I am performing a retrospective study and the relative statistic analysis. I am studying the the risk factors for the occurrence of complications during medical procedures.
I have 50 subjects undergoing a total of 250 procedures. The number of procedures per subject may vary (2-10). I got 3 fixed effects for the subjects (sex, age, pathology_type), and 5 fixed effects (firstprocedure where painfulprocedure anestheticapproach respiratorysupport) for the procedures. I am running a GLMM on SPPS.
This is the code.
*Generalized Linear Mixed Models. GENLINMIXED /DATA_STRUCTURE SUBJECTS=@#paziente /FIELDS TARGET=complicatedprocedure TRIALS=NONE OFFSET=NONE /TARGET_OPTIONS REFERENCE='NO' DISTRIBUTION=BINOMIAL LINK=LOGIT /FIXED EFFECTS=sex age pathology_type firstprocedure where painfulprocedurepain anestheticapproach respiratorysupport USE_INTERCEPT=TRUE /RANDOM EFFECTS=@#paziente USE_INTERCEPT=TRUE COVARIANCE_TYPE=VARIANCE_COMPONENTS /BUILD_OPTIONS TARGET_CATEGORY_ORDER=ASCENDING INPUTS_CATEGORY_ORDER=ASCENDING MAX_ITERATIONS=100 CONFIDENCE_LEVEL=95 DF_METHOD=RESIDUAL COVB=ROBUST PCONVERGE=0.000001(ABSOLUTE) SCORING=0 SINGULAR=0.000000000001 /EMMEANS TABLES=sex COMPARE=sex CONTRAST=PAIRWISE /EMMEANS TABLES=pathology_type COMPARE=pathology_type CONTRAST=PAIRWISE /EMMEANS TABLES=where COMPARE=where CONTRAST=PAIRWISE /EMMEANS TABLES=painfulprocedurepain COMPARE=painfulprocedure CONTRAST=PAIRWISE /EMMEANS TABLES=anestheticapproach COMPARE=anestheticapproach CONTRAST=PAIRWISE /EMMEANS TABLES=respiratorysupport COMPARE=respiratorysupport CONTRAST=PAIRWISE /EMMEANS_OPTIONS SCALE=ORIGINAL PADJUST=SEQBONFERRONI.

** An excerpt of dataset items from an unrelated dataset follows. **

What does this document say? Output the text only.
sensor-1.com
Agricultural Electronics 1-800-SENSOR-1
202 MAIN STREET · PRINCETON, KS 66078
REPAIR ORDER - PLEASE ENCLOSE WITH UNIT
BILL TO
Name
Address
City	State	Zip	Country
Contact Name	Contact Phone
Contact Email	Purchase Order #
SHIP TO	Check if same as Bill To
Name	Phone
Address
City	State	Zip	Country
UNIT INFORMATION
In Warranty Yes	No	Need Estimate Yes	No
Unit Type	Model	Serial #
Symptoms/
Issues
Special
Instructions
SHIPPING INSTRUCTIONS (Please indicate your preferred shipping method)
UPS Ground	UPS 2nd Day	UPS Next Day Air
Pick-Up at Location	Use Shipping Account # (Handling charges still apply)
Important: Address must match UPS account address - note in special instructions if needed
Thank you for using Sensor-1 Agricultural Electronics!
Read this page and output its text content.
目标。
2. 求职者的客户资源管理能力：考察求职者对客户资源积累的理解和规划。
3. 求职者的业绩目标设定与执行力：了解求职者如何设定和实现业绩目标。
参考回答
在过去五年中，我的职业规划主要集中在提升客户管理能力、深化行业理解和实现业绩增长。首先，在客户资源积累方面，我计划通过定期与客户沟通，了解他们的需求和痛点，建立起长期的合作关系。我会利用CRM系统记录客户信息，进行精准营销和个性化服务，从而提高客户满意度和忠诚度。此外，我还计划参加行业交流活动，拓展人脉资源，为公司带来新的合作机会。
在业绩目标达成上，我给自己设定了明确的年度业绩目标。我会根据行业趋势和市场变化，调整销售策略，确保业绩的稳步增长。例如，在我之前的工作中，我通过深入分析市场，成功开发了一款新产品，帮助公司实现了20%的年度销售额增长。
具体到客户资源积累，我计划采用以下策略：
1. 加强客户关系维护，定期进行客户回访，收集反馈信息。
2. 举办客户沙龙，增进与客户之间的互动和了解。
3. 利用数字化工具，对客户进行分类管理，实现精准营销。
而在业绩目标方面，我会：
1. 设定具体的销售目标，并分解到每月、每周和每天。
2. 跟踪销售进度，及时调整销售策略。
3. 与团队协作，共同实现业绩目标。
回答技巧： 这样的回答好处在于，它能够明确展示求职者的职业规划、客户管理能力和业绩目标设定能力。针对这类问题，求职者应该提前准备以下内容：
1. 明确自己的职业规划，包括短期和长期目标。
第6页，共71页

I have a series of questions:
I do not clearly understand the warning below. I tried to look around, but it appears to me that this is a problem that may occur frequently and sometimes there is no major error in the statistical methods. By the way, the output is not weird at all. To the contrary, I pretty much have results fitting with expected.
glmm: The final Hessian matrix is not positive definite although all convergence criteria are satisfied. The procedure continues despite this warning. Subsequent results produced are based on the last iteration. Validity of the model fit is uncertain. Data Structure: One or more subject fields were specified but not actually used in the analysis.
So, in the end, when I receive such warning, what should I do? Does my data mean anything?
In the output, is Exp (Coefficient) the adjusted odds ratio?
In the case, if Exp (Coefficient) of A vs. B is 0.021, may I say that the Exp (Coefficient) of B vs. A is 1/0.021=47?